I'd say the Nvidia cards would look more attractive because of the extra features they offer and that AMD is likely to just price their cards in line with real world rasterisation performance leaving scarcely any room for a potential bargain, but the fact is most people probably won't be able to get their hands on any of these cards until probably Q3 anyway rendering this all a bit academic.
 
Last edited:
I'm wondering whether these cards will finally enable me to double the performance of my 8Gb RX480 for the same price I paid for that in spring 2017 (approximately £230)? It seems like this should be possible after 4 years!
 
It all depends whether they build them at GF on 12nm - might explain the power increase. The efficiency increase of RDNA2 may make them competitive at the right price on 12nm.
 
I'm wondering whether these cards will finally enable me to double the performance of my 8Gb RX480 for the same price I paid for that in spring 2017 (approximately £230)? It seems like this should be possible after 4 years!

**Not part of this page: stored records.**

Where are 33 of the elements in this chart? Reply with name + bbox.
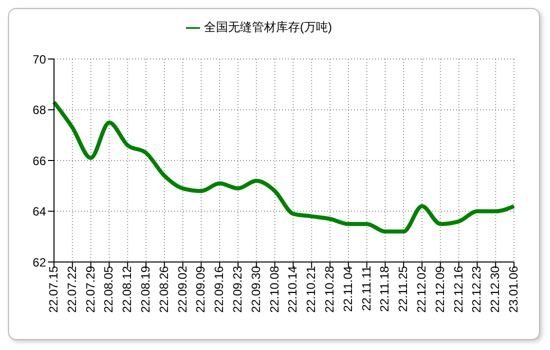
- x-tick-label: 22.12.09: [432, 266, 447, 313]
- y-tick-label: 62: [32, 255, 46, 270]
- x-tick-label: 22.07.15: [46, 266, 61, 313]
- line-series: [52, 100, 516, 234]
- y-tick-label: 64: [32, 204, 46, 219]
- x-tick-label: 22.12.02: [414, 266, 429, 313]
- x-tick-label: 22.08.12: [120, 266, 134, 313]
- x-tick-label: 22.08.05: [102, 266, 116, 313]
- x-tick-label: 22.11.18: [378, 266, 392, 312]
- x-tick-label: 22.10.14: [286, 266, 300, 313]
- x-tick-label: 22.07.22: [64, 266, 79, 313]
- legend-label: 全国无缝管材库存(万吨): [204, 20, 332, 34]
- y-tick-label: 68: [32, 103, 46, 118]
- x-tick-label: 22.08.26: [156, 266, 171, 313]
- x-tick-label: 22.09.16: [212, 266, 226, 313]
- x-tick-label: 22.10.08: [267, 266, 282, 313]
- x-tick-label: 22.09.09: [194, 266, 208, 313]
- x-tick-label: 22.11.11: [359, 266, 374, 311]
- x-tick-label: 22.09.30: [248, 266, 263, 313]
- x-tick-label: 22.11.25: [396, 266, 410, 312]
- x-tick-label: 22.08.19: [138, 266, 153, 313]
- x-tick-label: 22.12.23: [470, 266, 484, 313]
- y-tick-label: 70: [32, 52, 46, 66]
- x-tick-label: 22.09.23: [230, 266, 245, 313]
- x-tick-label: 22.07.29: [83, 266, 98, 313]
- x-tick-label: 22.12.16: [451, 266, 466, 313]
- x-tick-label: 22.12.30: [488, 266, 502, 313]
- y-tick-label: 66: [32, 154, 46, 168]
- x-tick-label: 22.10.28: [322, 266, 337, 313]
- x-tick-label: 23.01.06: [506, 266, 521, 313]
- x-tick-label: 22.09.02: [175, 266, 190, 313]
- x-tick-label: 22.10.21: [304, 266, 318, 313]
- x-tick-label: 22.11.04: [340, 266, 355, 312]
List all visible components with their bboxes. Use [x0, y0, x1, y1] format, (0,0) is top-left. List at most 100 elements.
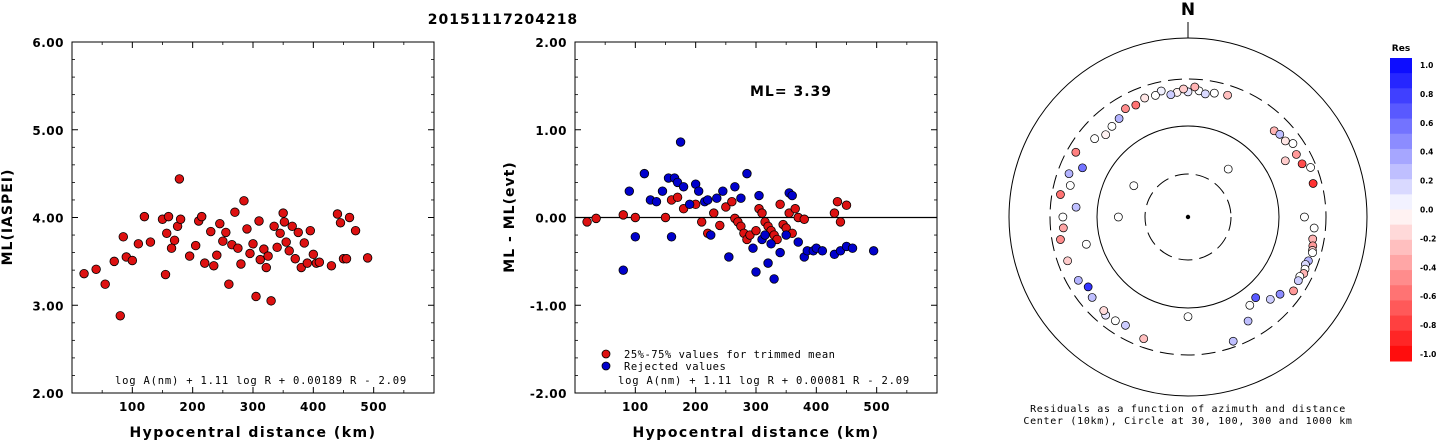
- middle-data-point: [618, 210, 628, 220]
- polar-station-point: [1129, 181, 1139, 191]
- left-data-point: [133, 239, 144, 249]
- left-xtick-label: 100: [119, 400, 146, 414]
- polar-station-point: [1064, 169, 1074, 179]
- left-ytick-label: 4.00: [32, 212, 64, 226]
- left-data-point: [299, 238, 309, 248]
- middle-data-point: [630, 212, 641, 223]
- middle-y-axis-label: ML - ML(evt): [502, 161, 518, 272]
- polar-station-point: [1139, 334, 1149, 344]
- middle-data-point: [697, 217, 707, 227]
- middle-data-point: [721, 202, 731, 212]
- polar-station-point: [1228, 336, 1238, 346]
- left-data-point: [308, 249, 319, 260]
- colorbar-cell: [1390, 88, 1412, 104]
- legend-accepted-marker: [601, 349, 611, 359]
- middle-xtick-label: 300: [743, 400, 770, 414]
- colorbar-tick-label: -0.4: [1420, 263, 1436, 272]
- colorbar-tick-label: -0.8: [1420, 321, 1436, 330]
- left-data-point: [160, 269, 171, 280]
- middle-data-point: [718, 186, 728, 196]
- polar-station-point: [1056, 235, 1065, 244]
- polar-station-point: [1056, 190, 1065, 199]
- polar-station-point: [1288, 139, 1298, 148]
- polar-station-point: [1081, 239, 1091, 249]
- middle-data-point: [715, 220, 725, 231]
- left-data-point: [109, 256, 119, 267]
- middle-data-point: [781, 230, 791, 240]
- colorbar-cell: [1390, 164, 1412, 180]
- middle-formula: log A(nm) + 1.11 log R + 0.00081 R - 2.0…: [618, 375, 910, 387]
- polar-station-point: [1223, 164, 1233, 174]
- colorbar-cell: [1390, 133, 1412, 150]
- middle-data-point: [754, 190, 764, 201]
- left-data-point: [335, 218, 346, 228]
- colorbar-tick-label: 1.0: [1420, 61, 1433, 70]
- middle-data-point: [847, 243, 858, 253]
- colorbar-cell: [1390, 239, 1412, 256]
- middle-data-point: [841, 200, 852, 210]
- left-data-point: [261, 262, 271, 273]
- left-data-point: [174, 174, 185, 184]
- middle-ytick-label: -2.00: [530, 387, 567, 401]
- left-data-point: [254, 216, 264, 226]
- left-ytick-label: 3.00: [32, 299, 64, 313]
- left-data-point: [162, 228, 172, 238]
- middle-data-point: [582, 217, 592, 227]
- left-data-point: [163, 211, 174, 222]
- middle-data-point: [684, 199, 695, 210]
- colorbar-cell: [1390, 285, 1412, 301]
- left-data-point: [281, 237, 291, 247]
- polar-station-point: [1083, 282, 1093, 292]
- left-xtick-label: 300: [240, 400, 267, 414]
- left-panel: ML(IASPEI) Hypocentral distance (km) log…: [0, 36, 435, 441]
- polar-station-point: [1280, 136, 1290, 146]
- colorbar-cell: [1390, 118, 1412, 135]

This but for the £300 R9 390 from 2015....
 
That RX6600 looks like an amazing replacement to the product stacking from the RX480/580 finally, assuming its priced around 250 or less.

AMD has done a terrible job replacing its old cards stack placement to the market.

Stock aside, product placement for it is really good considering that most games still run fine on a nvidia 1070 class card performance wise.
 
There is very high level of risk - these prices may fall tomorrow and we cannot predict it.

RX 6800 XT is given 4.67$ profit per day.
If the RX 6700 XT can mine at 2.3$ profit per day and the investment in your rig is just 600$, you will need 261 days of non-stop mining to even break-even. If the prices and profit remains the same.

...unless bitcoin continues to rise and rise. What if Bitcoin is worth $200,000 in a few years? Then you have been mining at nearly $20 a day.

I imagine that is what a lot are doing right now. Mining, maybe selling some and keeping a some on the speculation that Bitcoin keeps going up.
 
That RX6600 looks like an amazing replacement to the product stacking from the RX480/580 finally, assuming its priced around 250 or less.

AMD has done a terrible job replacing its old cards stack placement to the market.

Stock aside, product placement for it is really good considering that most games still run fine on a nvidia 1070 class card performance wise.

Yes, typical AMD - it snatches a defeat from the jaws of victory.

The Navi 10 ~250 sq. mm is the direct replacement and successor of the Ellesmere aka Polaris 10/20/30 ~230 sq. mm.
But AMD has gone very greedy and put the much slower Navi 14 ~150 sq. mm RX 5500 XT with the same performance as the original Ellesmere at the very same price point.
Which means that since 2016, 5 years already, it hasn't offered better performance under the $200 mark.
 
AMD won't care who is buying their cards, gamers or miners, or even gamers who mine when not gaming. Their business is to sell the cards to whoever wants them. If AMD blocked mining somehow, the miners would simply buy Nvidia, so AMD loses all those sales. It will never happen, why would they restrict who buys their product, it doesn't make business sense.

The current shortage would have allowed them to gain much needed market share in the gaming sector if they had restricted the mining capability of their gpu's. Every gpu would have sold to all the gamers who normally buy Nvidia only.
 
Gaming and mining are two very distinct and different markets. If AMD doesn't care about the gamers and cannot satisfy the demand, it's simply the best just to give up and stop making gaming graphics cards at all.

That will happen eventually naturally when consumers simply stop buying Radeons...
 
Yes, typical AMD - it snatches a defeat from the jaws of victory.

The Navi 10 ~250 sq. mm is the direct replacement and successor of the Ellesmere aka Polaris 10/20/30 ~230 sq. mm.
But AMD has gone very greedy and put the much slower Navi 14 ~150 sq. mm RX 5500 XT with the same performance as the original Ellesmere at the very same price point.
Which means that since 2016, 5 years already, it hasn't offered better performance under the $200 mark.

its what an APU is for.
No need for cards at that range anymore.
its way more expensive to make cards today vs previously.